If true, the stars in the system would be the first stars ever born, blazing at searing temperatures and composed only of primordial hydrogen and helium – before the stars could later bake heavier elements in their ovens at nuclear fusion.
And no human has ever seen such burning primordial stars in the local universe.
“We’ve nailed something incredibly compelling,” Illingworth said.
“These galaxies should have started coming together perhaps only 100 million years after the Big Bang. No one expected the Dark Ages to end so soon.
Current Webb distance estimates for these two galaxies are based on measuring their infrared colors.
Eventually, follow-up spectroscopy measurements showing how light has been stretched across the expanding universe will provide independent verification of these cosmic measurements.
Pascal Oesch of the University of Geneva in Switzerland and author of the paper said in a statement: “While the distances of these early sources have yet to be confirmed by spectroscopy, their extreme luminosities are a real puzzle, challenging question our understanding of galaxy formation. ‘
JWST has also identified another galaxy in the region.

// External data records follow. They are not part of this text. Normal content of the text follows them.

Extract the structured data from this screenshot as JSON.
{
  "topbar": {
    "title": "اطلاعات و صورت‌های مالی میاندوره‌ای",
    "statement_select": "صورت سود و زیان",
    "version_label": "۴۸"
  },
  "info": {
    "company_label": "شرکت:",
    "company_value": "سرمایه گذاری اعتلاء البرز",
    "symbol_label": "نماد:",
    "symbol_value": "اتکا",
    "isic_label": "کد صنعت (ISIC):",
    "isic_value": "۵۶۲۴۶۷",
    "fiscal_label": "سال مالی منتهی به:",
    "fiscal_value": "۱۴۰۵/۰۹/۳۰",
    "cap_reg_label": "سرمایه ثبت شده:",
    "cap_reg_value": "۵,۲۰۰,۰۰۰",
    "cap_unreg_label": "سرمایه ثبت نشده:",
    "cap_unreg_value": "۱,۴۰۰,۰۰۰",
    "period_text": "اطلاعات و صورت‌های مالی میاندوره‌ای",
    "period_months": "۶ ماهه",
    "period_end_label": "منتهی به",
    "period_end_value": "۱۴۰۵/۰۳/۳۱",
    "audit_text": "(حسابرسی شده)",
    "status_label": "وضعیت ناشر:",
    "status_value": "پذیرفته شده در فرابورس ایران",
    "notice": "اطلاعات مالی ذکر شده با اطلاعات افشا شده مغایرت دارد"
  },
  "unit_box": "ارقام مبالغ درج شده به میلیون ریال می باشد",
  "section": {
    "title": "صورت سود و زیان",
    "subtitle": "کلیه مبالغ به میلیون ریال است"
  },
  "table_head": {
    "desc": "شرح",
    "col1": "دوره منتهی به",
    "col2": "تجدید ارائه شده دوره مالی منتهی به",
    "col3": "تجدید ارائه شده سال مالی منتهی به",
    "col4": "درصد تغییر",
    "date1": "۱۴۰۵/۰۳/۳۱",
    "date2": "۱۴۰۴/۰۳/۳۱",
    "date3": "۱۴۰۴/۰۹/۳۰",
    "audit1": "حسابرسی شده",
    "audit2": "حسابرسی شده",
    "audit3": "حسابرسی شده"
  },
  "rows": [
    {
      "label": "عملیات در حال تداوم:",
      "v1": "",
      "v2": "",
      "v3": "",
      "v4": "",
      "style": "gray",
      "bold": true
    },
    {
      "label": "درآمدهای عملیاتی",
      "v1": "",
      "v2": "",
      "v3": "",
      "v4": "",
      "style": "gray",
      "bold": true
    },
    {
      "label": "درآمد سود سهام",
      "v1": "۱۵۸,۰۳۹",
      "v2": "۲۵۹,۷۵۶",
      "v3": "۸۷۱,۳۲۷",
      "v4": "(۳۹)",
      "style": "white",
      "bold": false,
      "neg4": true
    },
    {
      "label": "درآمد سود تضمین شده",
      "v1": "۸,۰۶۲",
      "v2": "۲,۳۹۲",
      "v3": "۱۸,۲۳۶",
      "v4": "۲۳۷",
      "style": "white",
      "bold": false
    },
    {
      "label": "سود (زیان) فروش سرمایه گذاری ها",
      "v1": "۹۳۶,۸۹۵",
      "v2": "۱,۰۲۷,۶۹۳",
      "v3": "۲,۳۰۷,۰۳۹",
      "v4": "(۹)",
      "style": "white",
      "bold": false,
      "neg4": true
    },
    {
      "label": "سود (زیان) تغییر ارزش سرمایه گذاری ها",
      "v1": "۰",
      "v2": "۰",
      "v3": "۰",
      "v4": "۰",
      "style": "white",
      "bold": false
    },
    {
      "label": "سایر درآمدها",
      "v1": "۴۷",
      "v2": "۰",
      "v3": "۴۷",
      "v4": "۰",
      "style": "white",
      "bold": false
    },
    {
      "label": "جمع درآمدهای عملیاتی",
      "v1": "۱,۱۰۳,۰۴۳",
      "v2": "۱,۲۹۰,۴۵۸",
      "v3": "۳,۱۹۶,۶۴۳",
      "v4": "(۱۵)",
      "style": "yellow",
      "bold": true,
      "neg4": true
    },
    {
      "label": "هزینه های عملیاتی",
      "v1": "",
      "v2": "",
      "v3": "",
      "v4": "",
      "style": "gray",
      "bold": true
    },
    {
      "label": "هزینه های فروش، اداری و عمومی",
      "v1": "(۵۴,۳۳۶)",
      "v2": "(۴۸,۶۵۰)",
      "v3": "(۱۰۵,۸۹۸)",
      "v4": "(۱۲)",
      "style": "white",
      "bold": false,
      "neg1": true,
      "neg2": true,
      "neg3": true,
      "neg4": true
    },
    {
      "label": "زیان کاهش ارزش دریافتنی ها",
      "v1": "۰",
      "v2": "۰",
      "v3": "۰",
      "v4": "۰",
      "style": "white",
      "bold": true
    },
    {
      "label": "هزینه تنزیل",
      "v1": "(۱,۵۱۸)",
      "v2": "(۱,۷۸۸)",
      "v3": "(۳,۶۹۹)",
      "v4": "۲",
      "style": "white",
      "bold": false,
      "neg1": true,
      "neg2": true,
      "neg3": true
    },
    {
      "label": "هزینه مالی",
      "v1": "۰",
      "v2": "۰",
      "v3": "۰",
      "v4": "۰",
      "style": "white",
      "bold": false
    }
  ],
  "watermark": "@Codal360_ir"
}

This was formed 450 million years after the big bang.
The team, led by the National Institute of Astrophysics in Rome, Italy, said the discovery looked like an “undiscovered country” of early galaxies that had been hidden until now.
Like all the previous ones, the discovery is made possible thanks to JWST’s infrared camera (NIRCam).
The NIRCam is a one-of-a-kind camera that allows the JWST to detect cosmic features that previous telescopes have missed.
This is because it is designed to pick up near-infrared and mid-infrared wavelengths, that is, light beyond the red end of the spectrum.
This technology is “the key to observing the first galaxies that formed after the Big Bang and achieving all of the telescope’s science goals,” said Alison Nordt, director of space science and instrumentation for Lockheed Martin, which designed and builds the technology, in an earlier release.
NIRCam revealed another never-before-seen cosmic wonder in an image released Wednesday – the fiery beginnings of a star, also known as a protostar.
NIRCam revealed another never-before-seen cosmic wonder in an image released Wednesday – the fiery beginnings of a star, also known as a protostar
Observation reveals an “hourglass” shape that appears to be on fire amid the blackness of space, which is only visible in infrared light.
Using his NIRCam, Webb could penetrate the dark cloud that shrouded telescopes protostars in the past and look back in time to see when the young star feeds on a cloud of material to increase in size. .
The most noticeable features are the clouds of blue and orange created when material moves away from the protostar and impacts surrounding material.
“The colors themselves are due to layers of dust between Webb and the clouds,” NASA explained in a statement.
“The blue areas are where the dust is the finest. The thicker the layer of dust, the less blue light can escape, creating orange pockets.